Subset over a bounding box

Note that all netCDF input files will be subsetted individually.


In [7]:
# bbox subset of one file without interaction to the server

resp = fp.subset_bbox(
            resource=urls[0], # can be also a list of files but it is recommended to run large processes with fp_i
            lon0=20,
            lon1=70,
            lat0=10,
            lat1=50,
            start=None,     # optional to select a time periode
            end=None,
            variable=None,  # can be set if the variable is known, otherwise the process detects the variable name 
            )

# Check the output files:
bbox = resp.get()

In [8]:
# bbox of multiple files 

resp = fp_i.subset_bbox(
            resource=urls, 
            lon0=20,
            lon1=70,
            lat0=10,
            lat1=50,
            start=None,     # optional to select a time periode
            end=None,
            variable=None,  # can be set if the variable is known, otherwise the process detects the variable name 
            )

# using fp_i you need to wait until the processing is complete!

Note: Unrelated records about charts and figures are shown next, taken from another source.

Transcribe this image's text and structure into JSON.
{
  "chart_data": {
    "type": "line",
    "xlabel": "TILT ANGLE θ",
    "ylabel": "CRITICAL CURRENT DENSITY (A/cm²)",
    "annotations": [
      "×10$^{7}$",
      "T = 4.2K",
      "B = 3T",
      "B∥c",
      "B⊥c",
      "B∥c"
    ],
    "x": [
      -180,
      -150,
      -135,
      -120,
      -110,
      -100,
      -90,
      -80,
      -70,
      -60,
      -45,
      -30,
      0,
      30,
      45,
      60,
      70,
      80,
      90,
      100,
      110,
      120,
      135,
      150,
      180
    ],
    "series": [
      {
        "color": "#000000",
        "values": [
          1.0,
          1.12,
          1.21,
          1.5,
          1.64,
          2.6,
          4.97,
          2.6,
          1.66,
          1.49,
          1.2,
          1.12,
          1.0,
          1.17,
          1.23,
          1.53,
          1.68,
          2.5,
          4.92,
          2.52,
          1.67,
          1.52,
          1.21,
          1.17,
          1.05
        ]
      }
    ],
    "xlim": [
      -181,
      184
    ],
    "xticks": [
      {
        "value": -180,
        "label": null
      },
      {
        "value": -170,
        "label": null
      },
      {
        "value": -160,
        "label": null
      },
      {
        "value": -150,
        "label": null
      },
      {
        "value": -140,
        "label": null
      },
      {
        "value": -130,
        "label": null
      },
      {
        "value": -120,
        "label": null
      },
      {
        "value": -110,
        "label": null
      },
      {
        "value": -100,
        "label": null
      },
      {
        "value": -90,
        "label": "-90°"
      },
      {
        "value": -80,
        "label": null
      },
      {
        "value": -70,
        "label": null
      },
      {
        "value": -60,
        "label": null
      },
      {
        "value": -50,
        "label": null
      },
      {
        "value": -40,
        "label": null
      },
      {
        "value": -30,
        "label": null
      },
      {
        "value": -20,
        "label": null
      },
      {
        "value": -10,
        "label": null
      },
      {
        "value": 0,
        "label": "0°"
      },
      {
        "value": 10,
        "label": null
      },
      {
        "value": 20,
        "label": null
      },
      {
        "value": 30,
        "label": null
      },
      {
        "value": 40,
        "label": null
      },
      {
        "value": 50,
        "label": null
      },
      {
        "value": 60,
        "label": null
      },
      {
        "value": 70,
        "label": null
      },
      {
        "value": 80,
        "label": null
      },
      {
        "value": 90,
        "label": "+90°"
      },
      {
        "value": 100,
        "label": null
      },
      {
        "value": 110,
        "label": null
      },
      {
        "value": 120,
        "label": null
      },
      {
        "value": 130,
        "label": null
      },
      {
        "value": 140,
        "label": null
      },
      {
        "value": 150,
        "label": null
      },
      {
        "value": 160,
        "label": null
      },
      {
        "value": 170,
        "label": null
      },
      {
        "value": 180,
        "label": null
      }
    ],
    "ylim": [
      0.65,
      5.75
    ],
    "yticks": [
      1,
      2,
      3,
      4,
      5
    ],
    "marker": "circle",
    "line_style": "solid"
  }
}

timeout = time.time() + 60*5   # 5 minutes from now

while resp.getStatus() != 'ProcessSucceeded': 
    time.sleep(1)
    if time.time() > timeout:  # to avoid endless waiting if the process failed
        break

# Get the output files:
bbox = resp.get()



In [9]:
# Plot the test file with the flyingpigeon plot function 
out_plot = fp.plot_map_timemean(resource=bbox.output)

# and display the output
Image(url= out_plot.get()[0], width=400)


Out[9]:

In [12]:
# If you want to download the result files: 

# Download files stored in a metalink
# requires https://github.com/metalink-dev/pymetalink
#
from metalink import download
import tempfile


path = tempfile.mkdtemp()
files = download.get(bbox.metalink, path=path, segmented=False, force=True)
len(files)


Metalink content-type detected.
Downloading to /tmp/tmp_v07l0_1/slp.2000_bbox_subset.nc.
Downloading to /tmp/tmp_v07l0_1/slp.2001_bbox_subset.nc.
Out[12]:
2

Subset over a continent

As for bounding box subsetting, all netCDF input files are subsetted individually. Here, it is possible to specifiy one or multiple continents. If mosaic is True, all continents are merged into one shape before subsetting. If False, each input file is subsetted over each polygon, such that the number of output files is the number of input files times the number of continents.

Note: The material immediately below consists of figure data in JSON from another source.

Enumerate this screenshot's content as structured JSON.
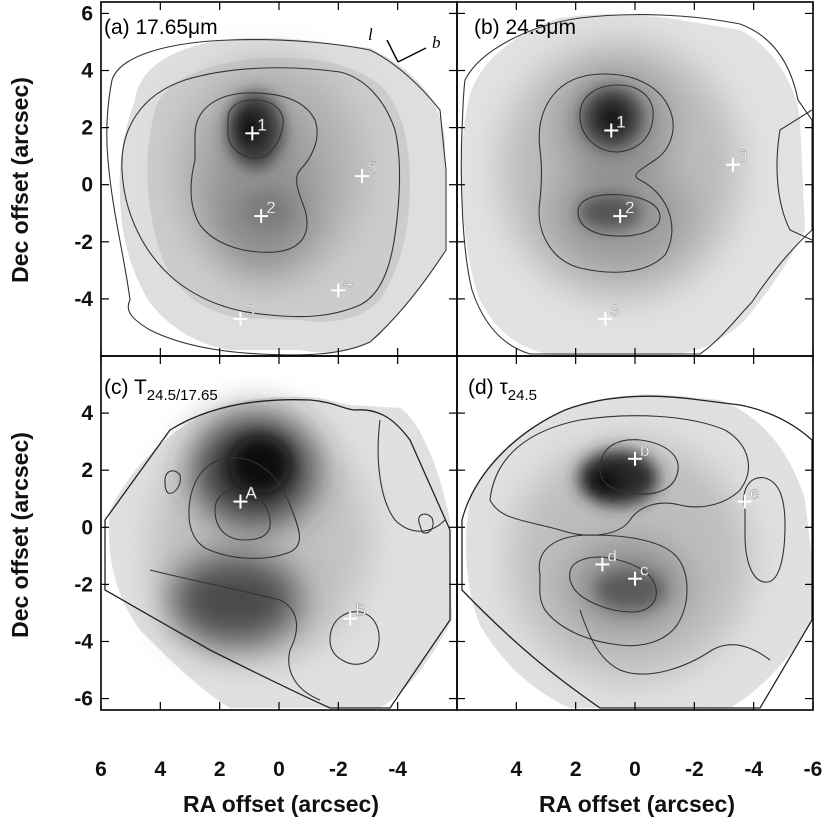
{
  "figure": {
    "y_axis_title": "Dec offset (arcsec)",
    "x_axis_title": "RA offset (arcsec)",
    "compass": {
      "l_label": "l",
      "b_label": "b"
    },
    "colors": {
      "background": "#ffffff",
      "map_fill_light": "#d4d4d4",
      "map_dark": "#111111",
      "contour_line": "#333333",
      "marker": "#ffffff"
    }
  },
  "chart_data": [
    {
      "type": "heatmap",
      "panel_label": "(a) 17.65μm",
      "xlim": [
        6,
        -6
      ],
      "ylim": [
        -6,
        6.4
      ],
      "x_ticks": [
        6,
        4,
        2,
        0,
        -2,
        -4
      ],
      "y_ticks": [
        6,
        4,
        2,
        0,
        -2,
        -4
      ],
      "x_axis_reversed": true,
      "sources": [
        {
          "label": "1",
          "x": 0.9,
          "y": 1.8
        },
        {
          "label": "2",
          "x": 0.6,
          "y": -1.1
        },
        {
          "label": "3",
          "x": 1.3,
          "y": -4.7
        },
        {
          "label": "4",
          "x": -2.0,
          "y": -3.7
        },
        {
          "label": "5",
          "x": -2.8,
          "y": 0.3
        }
      ]
    },
    {
      "type": "heatmap",
      "panel_label": "(b) 24.5μm",
      "xlim": [
        6,
        -6
      ],
      "ylim": [
        -6,
        6.4
      ],
      "x_ticks": [
        4,
        2,
        0,
        -2,
        -4,
        -6
      ],
      "y_ticks": [
        6,
        4,
        2,
        0,
        -2,
        -4
      ],
      "x_axis_reversed": true,
      "sources": [
        {
          "label": "1",
          "x": 0.8,
          "y": 1.9
        },
        {
          "label": "2",
          "x": 0.5,
          "y": -1.1
        },
        {
          "label": "3",
          "x": 1.0,
          "y": -4.7
        },
        {
          "label": "5",
          "x": -3.3,
          "y": 0.7
        }
      ]
    },
    {
      "type": "heatmap",
      "panel_label": "(c) T24.5/17.65",
      "panel_label_parts": {
        "symbol": "T",
        "subscript": "24.5/17.65"
      },
      "xlim": [
        6,
        -6
      ],
      "ylim": [
        -6.4,
        6
      ],
      "x_ticks": [
        6,
        4,
        2,
        0,
        -2,
        -4
      ],
      "y_ticks": [
        4,
        2,
        0,
        -2,
        -4,
        -6
      ],
      "x_axis_reversed": true,
      "sources": [
        {
          "label": "A",
          "x": 1.3,
          "y": 0.9
        },
        {
          "label": "B",
          "x": -2.4,
          "y": -3.2
        }
      ]
    },
    {
      "type": "heatmap",
      "panel_label": "(d) τ24.5",
      "panel_label_parts": {
        "symbol": "τ",
        "subscript": "24.5"
      },
      "xlim": [
        6,
        -6
      ],
      "ylim": [
        -6.4,
        6
      ],
      "x_ticks": [
        4,
        2,
        0,
        -2,
        -4,
        -6
      ],
      "y_ticks": [
        4,
        2,
        0,
        -2,
        -4,
        -6
      ],
      "x_axis_reversed": true,
      "sources": [
        {
          "label": "b",
          "x": 0.0,
          "y": 2.4
        },
        {
          "label": "c",
          "x": 0.0,
          "y": -1.8
        },
        {
          "label": "d",
          "x": 1.1,
          "y": -1.3
        },
        {
          "label": "e",
          "x": -3.7,
          "y": 0.9
        }
      ]
    }
  ]
}
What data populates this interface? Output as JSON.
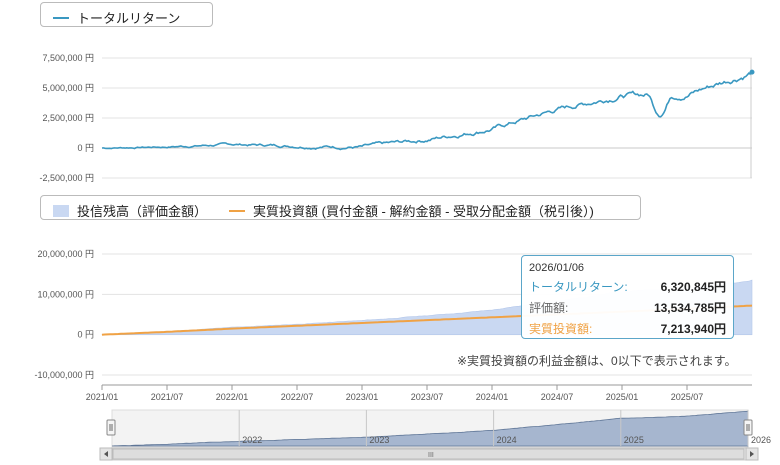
{
  "colors": {
    "return_line": "#3a98c1",
    "area_fill": "#c9d8f2",
    "invested_line": "#f0a245",
    "navigator_fill": "#a6b6cf",
    "navigator_line": "#5e7596"
  },
  "legend_top": {
    "items": [
      {
        "label": "トータルリターン"
      }
    ]
  },
  "legend_middle": {
    "items": [
      {
        "label": "投信残高（評価金額）"
      },
      {
        "label": "実質投資額 (買付金額 - 解約金額 - 受取分配金額（税引後）)"
      }
    ]
  },
  "tooltip": {
    "date": "2026/01/06",
    "rows": [
      {
        "label": "トータルリターン:",
        "value": "6,320,845円"
      },
      {
        "label": "評価額:",
        "value": "13,534,785円"
      },
      {
        "label": "実質投資額:",
        "value": "7,213,940円"
      }
    ]
  },
  "note": "※実質投資額の利益金額は、0以下で表示されます。",
  "chart_data": [
    {
      "type": "line",
      "series": [
        {
          "name": "トータルリターン"
        }
      ],
      "y_ticks": [
        "7,500,000 円",
        "5,000,000 円",
        "2,500,000 円",
        "0 円",
        "-2,500,000 円"
      ],
      "ylim": [
        -2500000,
        7500000
      ],
      "x": [
        "2021/01",
        "2021/07",
        "2022/01",
        "2022/07",
        "2023/01",
        "2023/07",
        "2024/01",
        "2024/07",
        "2025/01",
        "2025/07",
        "2026/01"
      ],
      "values": [
        0,
        100000,
        300000,
        180000,
        80000,
        700000,
        1600000,
        3200000,
        4400000,
        4500000,
        6320845
      ]
    },
    {
      "type": "area",
      "series": [
        {
          "name": "投信残高（評価金額）"
        },
        {
          "name": "実質投資額 (買付金額 - 解約金額 - 受取分配金額（税引後）)"
        }
      ],
      "y_ticks": [
        "20,000,000 円",
        "10,000,000 円",
        "0 円",
        "-10,000,000 円"
      ],
      "ylim": [
        -10000000,
        20000000
      ],
      "x_ticks": [
        "2021/01",
        "2021/07",
        "2022/01",
        "2022/07",
        "2023/01",
        "2023/07",
        "2024/01",
        "2024/07",
        "2025/01",
        "2025/07"
      ],
      "x": [
        "2021/01",
        "2021/07",
        "2022/01",
        "2022/07",
        "2023/01",
        "2023/07",
        "2024/01",
        "2024/07",
        "2025/01",
        "2025/07",
        "2026/01"
      ],
      "balance": [
        0,
        800000,
        1800000,
        2600000,
        3500000,
        4700000,
        6100000,
        8300000,
        10700000,
        11500000,
        13534785
      ],
      "invested": [
        0,
        700000,
        1500000,
        2200000,
        2900000,
        3600000,
        4300000,
        5000000,
        5700000,
        6400000,
        7213940
      ]
    },
    {
      "type": "area",
      "role": "navigator",
      "x_ticks": [
        "2022",
        "2023",
        "2024",
        "2025",
        "2026"
      ]
    }
  ]
}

The subset_countries process works the same with polygons for countries instead of continents.

There are two outputs:

  • a netCDF file to have a quick test to check if the process went according to the users needs
  • a metalink file with the list of all output files

In [13]:
# Run the process
resp = fp_i.subset_continents(resource=urls, region=['Europe', 'Africa'], mosaic=True)

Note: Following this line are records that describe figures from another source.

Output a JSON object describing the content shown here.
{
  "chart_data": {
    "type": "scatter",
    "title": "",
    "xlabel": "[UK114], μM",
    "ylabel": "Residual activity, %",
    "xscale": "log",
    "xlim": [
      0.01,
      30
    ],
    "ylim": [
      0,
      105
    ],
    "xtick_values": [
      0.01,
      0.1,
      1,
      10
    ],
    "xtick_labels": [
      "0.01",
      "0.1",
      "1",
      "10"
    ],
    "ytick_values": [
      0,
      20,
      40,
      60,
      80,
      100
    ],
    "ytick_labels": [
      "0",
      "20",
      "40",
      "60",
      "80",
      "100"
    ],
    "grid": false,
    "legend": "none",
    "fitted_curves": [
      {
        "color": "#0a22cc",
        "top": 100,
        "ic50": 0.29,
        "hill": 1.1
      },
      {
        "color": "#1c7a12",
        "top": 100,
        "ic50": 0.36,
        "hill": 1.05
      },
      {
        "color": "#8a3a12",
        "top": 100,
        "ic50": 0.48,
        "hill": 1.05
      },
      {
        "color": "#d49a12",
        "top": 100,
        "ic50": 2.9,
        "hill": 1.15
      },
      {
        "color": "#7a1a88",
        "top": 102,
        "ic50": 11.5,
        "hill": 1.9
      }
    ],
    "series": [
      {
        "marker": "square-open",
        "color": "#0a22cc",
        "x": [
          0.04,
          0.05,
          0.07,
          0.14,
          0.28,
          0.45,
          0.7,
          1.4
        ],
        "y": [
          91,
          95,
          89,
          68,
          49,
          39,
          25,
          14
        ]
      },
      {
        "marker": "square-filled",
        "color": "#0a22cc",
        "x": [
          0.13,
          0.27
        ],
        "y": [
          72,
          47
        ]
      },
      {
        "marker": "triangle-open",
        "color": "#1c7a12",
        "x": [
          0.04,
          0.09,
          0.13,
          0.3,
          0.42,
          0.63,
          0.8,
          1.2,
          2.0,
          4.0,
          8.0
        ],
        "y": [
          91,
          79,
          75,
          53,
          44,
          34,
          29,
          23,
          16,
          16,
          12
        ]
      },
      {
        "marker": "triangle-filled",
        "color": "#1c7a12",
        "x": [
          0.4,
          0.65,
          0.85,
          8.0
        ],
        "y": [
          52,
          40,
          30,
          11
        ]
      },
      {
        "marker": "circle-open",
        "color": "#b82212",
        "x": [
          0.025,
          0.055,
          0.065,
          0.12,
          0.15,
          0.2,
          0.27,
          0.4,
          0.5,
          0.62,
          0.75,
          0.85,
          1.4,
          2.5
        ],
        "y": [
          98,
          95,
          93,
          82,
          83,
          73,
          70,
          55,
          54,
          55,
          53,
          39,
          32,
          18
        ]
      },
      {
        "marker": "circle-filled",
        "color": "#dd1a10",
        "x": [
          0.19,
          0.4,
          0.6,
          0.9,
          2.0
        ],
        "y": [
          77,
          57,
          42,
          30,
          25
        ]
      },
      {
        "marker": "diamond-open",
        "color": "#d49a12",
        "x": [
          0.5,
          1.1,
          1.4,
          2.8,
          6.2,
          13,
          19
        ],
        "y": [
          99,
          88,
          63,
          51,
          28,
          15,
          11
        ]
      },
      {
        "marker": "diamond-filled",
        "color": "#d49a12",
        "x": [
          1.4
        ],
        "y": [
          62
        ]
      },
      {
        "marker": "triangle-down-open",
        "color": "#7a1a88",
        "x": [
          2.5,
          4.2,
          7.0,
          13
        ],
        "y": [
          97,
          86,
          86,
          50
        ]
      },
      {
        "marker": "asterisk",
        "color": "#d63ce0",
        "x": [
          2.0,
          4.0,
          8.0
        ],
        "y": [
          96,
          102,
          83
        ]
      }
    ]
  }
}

# using fp_i you need to wait until the processing is complete!
timeout = time.time() + 60*5   # 5 minutes from now

while resp.getStatus() != 'ProcessSucceeded': 
    time.sleep(1)
    if time.time() > timeout:  # to avoid endless waiting if the process failed
        break

# Check the output files:
cont = resp.get()



In [14]:
# plot the test file (url of output) with the flyingpigon plot function 
resp = fp.plot_map_timemean(resource=cont.output)

In [15]:
# The plot process returnes one graphic file. 
# It can be plotted directly by asking birdy to get python objects, instead of links to files.
resp.get(asobj=True).plotout_map


Out[15]:

Subset with WFS server


In [16]:
inputs = dict(nc="https://pavics.ouranos.ca/twitcher/ows/proxy/thredds/dodsC/birdhouse/nrcan"
                     "/nrcan_northamerica_monthly"
                     "/tasmax/nrcan_northamerica_monthly_2015_tasmax.nc",
                  typename="public:USGS_HydroBASINS_lake_na_lev12",
                  geoserver="https://pavics.ouranos.ca/geoserver/wfs",
                  fid1="USGS_HydroBASINS_lake_na_lev12.67061",
                  fid2="USGS_HydroBASINS_lake_na_lev12.67088",
                  mosaic=False)

              
# resp =  fp_i.subset_wfs_polygon(resource=inputs['nc'],
#                                 typename=inputs['typename'],
#                                 featureids=inputs['fid1'],
#                                 geoserver=inputs['geoserver'],
#                                 mosaic=False,
#                                 start=None,
#                                 end=None,
#                                 variable=None,
#                                 )

In [17]:
# # using fp_i you need to wait until the processing is complete!
# timeout = time.time() + 60*5   # 5 minutes from now

# while resp.getStatus() != 'ProcessSucceeded': 
#     time.sleep(1)
#     if time.time() > timeout:  # to avoid endless waiting if the process failed
#         break

# outputs = resp.get()

In [ ]: